The right way to approach performance is to approach it as an engineering problem like any other problem:

  • Set meaningful, measurable, customer-focused goals.
  • Build test suites to test your performance against these goals under realistic but controlled and repeatable conditions.
  • If those suites show that you are not meeting your goals, use tools such as profilers to figure out why.
  • Optimize the heck out of what the profiler identifies as the worst-performing subsystem. Keep profiling on every change so that you clearly understand the performance impact of each.
  • Repeat until one of three things happens (1) you meet your goals and ship the software, (2) you revise your goals downwards to something you can achieve, or (3) your project is cancelled because you could not meet your goals.

This is the same as you'd solve any other engineering problem, like adding a feature -- set customer focused goals for the feature, track progress on making a solid implementation, fix problems as you find them through careful debugging analysis, keep iterating until you ship or fail. Performance is a feature.

Performance analysis on complex modern systems requires discipline and focus on solid engineering principles, not on a bag full of tricks that are narrowly applicable to trivial or unrealistic situations. I have never once solved a real-world performance problem through application of tips and tricks.


Get a good profiler.

Don't bother even trying to optimize C# (really, any code) without a good profiler. It actually helps dramatically to have both a sampling and a tracing profiler on hand.

Without a good profiler, you're likely to create false optimizations, and, most importantly, optimize routines that aren't a performance problem in the first place.

The first three steps to profiling should always be 1) Measure, 2) measure, and then 3) measure....


Optimization guidelines:

  1. Don't do it unless you need to
  2. Don't do it if it's cheaper to throw new hardware at the problem instead of a developer
  3. Don't do it unless you can measure the changes in a production-equivalent environment
  4. Don't do it unless you know how to use a CPU and a Memory profiler
  5. Don't do it if it's going to make your code unreadable or unmaintainable

As processors continue to get faster the main bottleneck in most applications isn't CPU, it's bandwidth: bandwidth to off-chip memory, bandwidth to disk and bandwidth to net.

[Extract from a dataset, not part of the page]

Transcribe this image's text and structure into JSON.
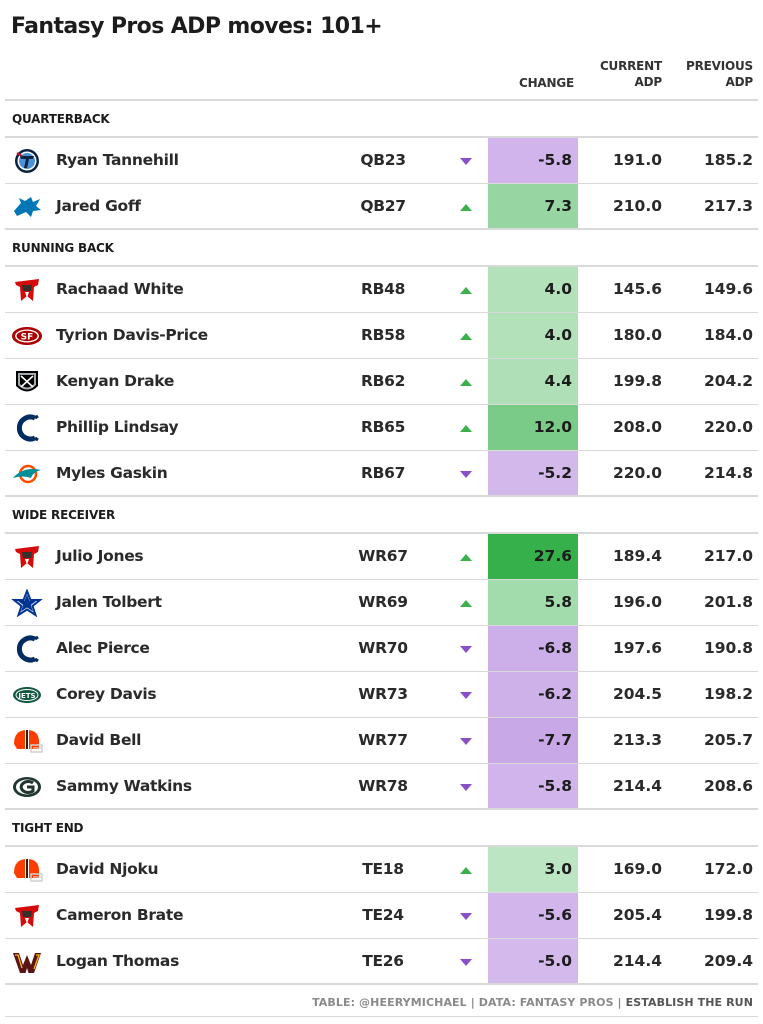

Start at the far end: use YSlow to see why your web site is slow for end-users, then move back and fix you database accesses to be not too wide (columns) and not too deep (rows).

In the very rare cases where it's worth doing anything to optimize CPU usage be careful that you aren't negatively impacting memory usage: I've seen 'optimizations' where developers have tried to use memory to cache results to save CPU cycles. The net effect was to reduce the available memory to cache pages and database results which made the application run far slower! (See rule about measuring.)

I've also seen cases where a 'dumb' un-optimized algorithm has beaten a 'clever' optimized algorithm. Never underestimate how good compiler-writers and chip-designers have become at turning 'inefficient' looping code into super efficient code that can run entirely in on-chip memory with pipelining. Your 'clever' tree-based algorithm with an unwrapped inner loop counting backwards that you thought was 'efficient' can be beaten simply because it failed to stay in on-chip memory during execution. (See rule about measuring.)


When working with ORMs be aware of N+1 Selects.

List<Order> _orders = _repository.GetOrders(DateTime.Now);
foreach(var order in _orders)
{
    Print(order.Customer.Name);
}

If the customers are not eagerly loaded this could result in several round trips to the database.